With the exception of 2005, the runoff from snowmelt high in the mountains has been below average during the last seven years in the region. According to some long-term projections, the mountain snows that feed the Colorado River will melt faster and evaporate in greater amounts with rising global temperatures, providing stress to the waterway even without drought. This year, the spring runoff is expected to be about half its long-term average.

"The Western mountain states are by far more vulnerable to the kinds of change we've been talking about compared with the rest of the country, with the New England states coming in a distant second," Michael Dettinger, a U.S. Geological Survey research hydrologist who studies the relationship between water and climate, told The New York Times.

In response to water shortages and consequent intensified competition among users, major water projects are taking form. Some $2.5 billion in water projects are planned or under way in four states, the biggest expansion in the West's quest for water in decades.

California Gov. Arnold Schwarzenegger is promoting "a ballot measure in 2008 that would allocate $4.5 billion in bonds for new water storage in California," NYT reports.

Another project calls for a proposed 280-mile long pipe to bring water from northern Nevada to Las Vegas. The Southern Nevada Water Authority (SNWA) proposes to construct and operate the project to develop and convey approximately 200,000 acre-feet per year of groundwater from seven hydrographic basins in northern Clark, central Lincoln and eastern White Pine Counties. This water would serve SNWA purveyor members in the Las Vegas Valley and customers of the Lincoln County Water District. The project would encompass the construction and operation of groundwater production, conveyance and treatment facilities, as well as power conveyance facilities.
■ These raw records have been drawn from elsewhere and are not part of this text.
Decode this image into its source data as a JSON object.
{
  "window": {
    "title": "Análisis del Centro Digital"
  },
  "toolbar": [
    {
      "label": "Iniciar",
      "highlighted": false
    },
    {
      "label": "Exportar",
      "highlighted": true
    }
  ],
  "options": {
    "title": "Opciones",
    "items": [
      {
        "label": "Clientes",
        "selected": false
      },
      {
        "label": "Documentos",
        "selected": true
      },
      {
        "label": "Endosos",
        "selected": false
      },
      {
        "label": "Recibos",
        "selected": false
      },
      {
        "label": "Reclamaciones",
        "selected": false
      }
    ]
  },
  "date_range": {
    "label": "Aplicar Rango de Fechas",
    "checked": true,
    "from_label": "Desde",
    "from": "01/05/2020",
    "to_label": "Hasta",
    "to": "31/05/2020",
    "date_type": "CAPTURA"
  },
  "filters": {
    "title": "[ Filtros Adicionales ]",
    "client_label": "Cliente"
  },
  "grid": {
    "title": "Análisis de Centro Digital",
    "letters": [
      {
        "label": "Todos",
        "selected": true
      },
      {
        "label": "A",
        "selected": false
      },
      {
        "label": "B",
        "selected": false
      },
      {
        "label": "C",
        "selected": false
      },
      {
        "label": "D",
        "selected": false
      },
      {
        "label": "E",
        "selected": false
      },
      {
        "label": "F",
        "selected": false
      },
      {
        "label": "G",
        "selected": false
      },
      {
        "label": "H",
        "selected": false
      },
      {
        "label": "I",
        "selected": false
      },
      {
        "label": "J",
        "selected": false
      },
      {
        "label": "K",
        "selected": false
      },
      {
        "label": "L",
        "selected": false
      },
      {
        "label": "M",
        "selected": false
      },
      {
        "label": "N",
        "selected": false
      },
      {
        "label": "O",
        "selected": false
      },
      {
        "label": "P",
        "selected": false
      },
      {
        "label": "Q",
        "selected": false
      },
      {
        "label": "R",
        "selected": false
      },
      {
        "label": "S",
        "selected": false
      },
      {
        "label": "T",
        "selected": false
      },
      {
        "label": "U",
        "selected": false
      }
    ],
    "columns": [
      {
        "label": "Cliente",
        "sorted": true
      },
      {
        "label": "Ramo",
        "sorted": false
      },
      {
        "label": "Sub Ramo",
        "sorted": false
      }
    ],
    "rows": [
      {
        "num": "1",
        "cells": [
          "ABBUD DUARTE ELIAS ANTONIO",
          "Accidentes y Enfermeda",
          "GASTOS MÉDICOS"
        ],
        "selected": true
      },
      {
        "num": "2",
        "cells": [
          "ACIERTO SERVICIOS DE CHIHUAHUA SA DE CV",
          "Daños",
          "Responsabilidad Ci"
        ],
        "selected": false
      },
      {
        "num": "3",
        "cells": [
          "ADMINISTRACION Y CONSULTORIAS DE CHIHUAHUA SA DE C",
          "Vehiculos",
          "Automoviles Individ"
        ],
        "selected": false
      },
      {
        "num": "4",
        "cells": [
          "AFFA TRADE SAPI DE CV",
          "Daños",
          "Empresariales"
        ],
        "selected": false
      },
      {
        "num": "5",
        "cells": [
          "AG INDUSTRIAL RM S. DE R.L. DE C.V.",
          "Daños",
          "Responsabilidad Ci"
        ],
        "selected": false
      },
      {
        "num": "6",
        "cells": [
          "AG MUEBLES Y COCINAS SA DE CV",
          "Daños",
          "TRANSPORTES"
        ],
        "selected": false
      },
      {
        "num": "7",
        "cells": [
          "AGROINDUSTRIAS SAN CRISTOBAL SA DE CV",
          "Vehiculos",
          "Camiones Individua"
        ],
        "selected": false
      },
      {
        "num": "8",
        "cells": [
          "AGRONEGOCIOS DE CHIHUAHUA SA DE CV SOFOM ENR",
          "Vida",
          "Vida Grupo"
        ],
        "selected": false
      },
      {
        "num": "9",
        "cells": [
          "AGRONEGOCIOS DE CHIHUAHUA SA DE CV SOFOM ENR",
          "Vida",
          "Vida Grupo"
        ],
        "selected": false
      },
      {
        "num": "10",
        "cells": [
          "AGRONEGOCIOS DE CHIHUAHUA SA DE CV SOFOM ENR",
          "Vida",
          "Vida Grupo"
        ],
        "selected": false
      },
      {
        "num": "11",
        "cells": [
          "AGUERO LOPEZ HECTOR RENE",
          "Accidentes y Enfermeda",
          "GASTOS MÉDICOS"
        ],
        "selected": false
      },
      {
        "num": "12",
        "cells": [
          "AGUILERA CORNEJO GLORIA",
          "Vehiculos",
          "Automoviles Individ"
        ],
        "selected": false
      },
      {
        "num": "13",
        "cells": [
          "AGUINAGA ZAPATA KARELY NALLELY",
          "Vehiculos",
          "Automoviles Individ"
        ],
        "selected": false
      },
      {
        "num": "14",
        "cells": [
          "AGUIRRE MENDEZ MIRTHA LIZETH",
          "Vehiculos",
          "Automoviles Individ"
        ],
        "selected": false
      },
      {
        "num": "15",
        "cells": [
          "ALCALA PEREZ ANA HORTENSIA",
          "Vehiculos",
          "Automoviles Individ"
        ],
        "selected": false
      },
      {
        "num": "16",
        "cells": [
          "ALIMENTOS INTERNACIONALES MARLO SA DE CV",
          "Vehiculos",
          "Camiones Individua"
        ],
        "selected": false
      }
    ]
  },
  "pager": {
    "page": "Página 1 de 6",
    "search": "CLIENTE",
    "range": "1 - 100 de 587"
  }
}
Elsewhere, a suggested reservoir north of the California-Mexico border could correct an inefficient water delivery system that allows excess water to flow to Mexico. There is quite a bit the two countries can do to improve their institutional arrangements for sustainable water resources management as they anticipate developments to the year 2020.

Federal officials in Yuma, Ariz., started up an idled desalination plant, partially to purify saline subsoil water to pass to neighboring towns. Some people see a practice of southern California urban governments paying farmers not to grow crops requiring irrigation as potentially expanding beyond their region. The amount of payment to the farmer equals the value of the crop when ready for harvesting.

In addition to these and conservation efforts to help reduce demand, the government lists some other ways to adapt to life with less water:

• Improved technology;
• Planting crops that demand less water;
• Pricing water at replacement cost;
• Flexibility to transfer water across basins and water users; and
• Integrating the use of surface and groundwater.

These and other adaptive measures — such as replacing pivot irrigation with drip irrigation — can also serve water managers under conditions of scarcity.

Due to the high capital investment and to the many technical features involved not only in the installation of a drip system, however, both environmental AND cost constraints will be an important consideration in building additional control or storage facilities, too.